Wer für die sogenannte Verkehrssicherung zu sorgen hat, sollte sich besser nicht starr auf allgemeine Richtgrößen verlassen, sondern lieber auf „Nummer sicher“ gehen. Der folgende Fall des Oberlandesgerichts Zweibrücken (OLG) zeigt auf, wie wichtig es ist, den oft zitierten Einzelfall zu betrachten und sich in das Alltagsverhalten der Passanten hineinzuversetzen. Denn wer nicht mit Stolperfallen rechnen kann, hat im Ernstfall Schadensersatzansprüche.

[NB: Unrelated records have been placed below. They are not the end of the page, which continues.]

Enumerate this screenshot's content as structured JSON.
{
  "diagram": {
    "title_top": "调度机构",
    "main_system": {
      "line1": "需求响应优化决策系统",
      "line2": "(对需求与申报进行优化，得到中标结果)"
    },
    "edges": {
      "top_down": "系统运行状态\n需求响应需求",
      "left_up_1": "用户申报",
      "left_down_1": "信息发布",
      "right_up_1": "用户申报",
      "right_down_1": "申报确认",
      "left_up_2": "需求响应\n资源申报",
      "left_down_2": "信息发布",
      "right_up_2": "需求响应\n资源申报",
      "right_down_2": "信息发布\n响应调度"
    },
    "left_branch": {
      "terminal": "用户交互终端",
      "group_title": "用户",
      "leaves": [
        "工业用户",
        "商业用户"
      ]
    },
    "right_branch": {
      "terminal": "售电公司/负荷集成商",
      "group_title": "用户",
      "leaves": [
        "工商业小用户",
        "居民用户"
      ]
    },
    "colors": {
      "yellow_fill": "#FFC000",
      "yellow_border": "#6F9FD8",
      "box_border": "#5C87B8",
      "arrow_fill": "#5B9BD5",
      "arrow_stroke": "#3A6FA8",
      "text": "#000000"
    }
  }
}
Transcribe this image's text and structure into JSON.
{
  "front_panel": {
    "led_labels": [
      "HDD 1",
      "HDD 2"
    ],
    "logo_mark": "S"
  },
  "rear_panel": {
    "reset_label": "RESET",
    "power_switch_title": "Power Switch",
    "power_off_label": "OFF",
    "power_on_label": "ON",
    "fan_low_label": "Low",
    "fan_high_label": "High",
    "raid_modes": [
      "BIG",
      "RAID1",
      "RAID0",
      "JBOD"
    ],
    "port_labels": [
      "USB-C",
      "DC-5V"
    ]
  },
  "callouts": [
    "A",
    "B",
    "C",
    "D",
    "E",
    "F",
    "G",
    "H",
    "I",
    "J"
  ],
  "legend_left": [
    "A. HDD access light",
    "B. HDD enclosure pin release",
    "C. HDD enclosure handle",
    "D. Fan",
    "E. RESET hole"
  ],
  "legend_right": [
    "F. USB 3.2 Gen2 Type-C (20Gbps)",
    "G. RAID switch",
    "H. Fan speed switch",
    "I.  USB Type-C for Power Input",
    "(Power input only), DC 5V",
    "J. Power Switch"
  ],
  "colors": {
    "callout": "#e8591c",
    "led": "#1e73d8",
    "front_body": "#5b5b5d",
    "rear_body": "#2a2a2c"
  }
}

Eine Frau wollte in einem Einkaufscenter mit ihrem Ehemann einkaufen. Beim Verlassen des Centers stürzte sie auf dem Weg zu den Parkplätzen. Sie behauptete, im Eingangsbereich habe sich eine Abdeckung für ein Stromkabel befunden, das einen Imbisswagen mit Strom versorgt habe. Die Gummiabdeckung habe sich an einer Stelle gelöst und wie eine Schlaufe nach oben gestanden. In diese Schlaufe sei sie hineingetreten und daraufhin gestürzt. Sie erlitt eine komplizierte Ellenbogenluxationsfraktur am rechten Arm und verlangte nun Schmerzensgeld sowie den Ersatz ihrer Schäden. Die Betreiberin des Einkaufscenters hingegen behauptete, dass sich im Eingangsbereich kein Stromkabel, sondern lediglich die Abdichtung einer Dehnungsfuge befunden habe, die sich an einer Stelle minimal gelöst habe. Die Frau habe die Abdeckung erkennen müssen, weil sich diese sehr stark vom Bodenbelag unterschieden habe.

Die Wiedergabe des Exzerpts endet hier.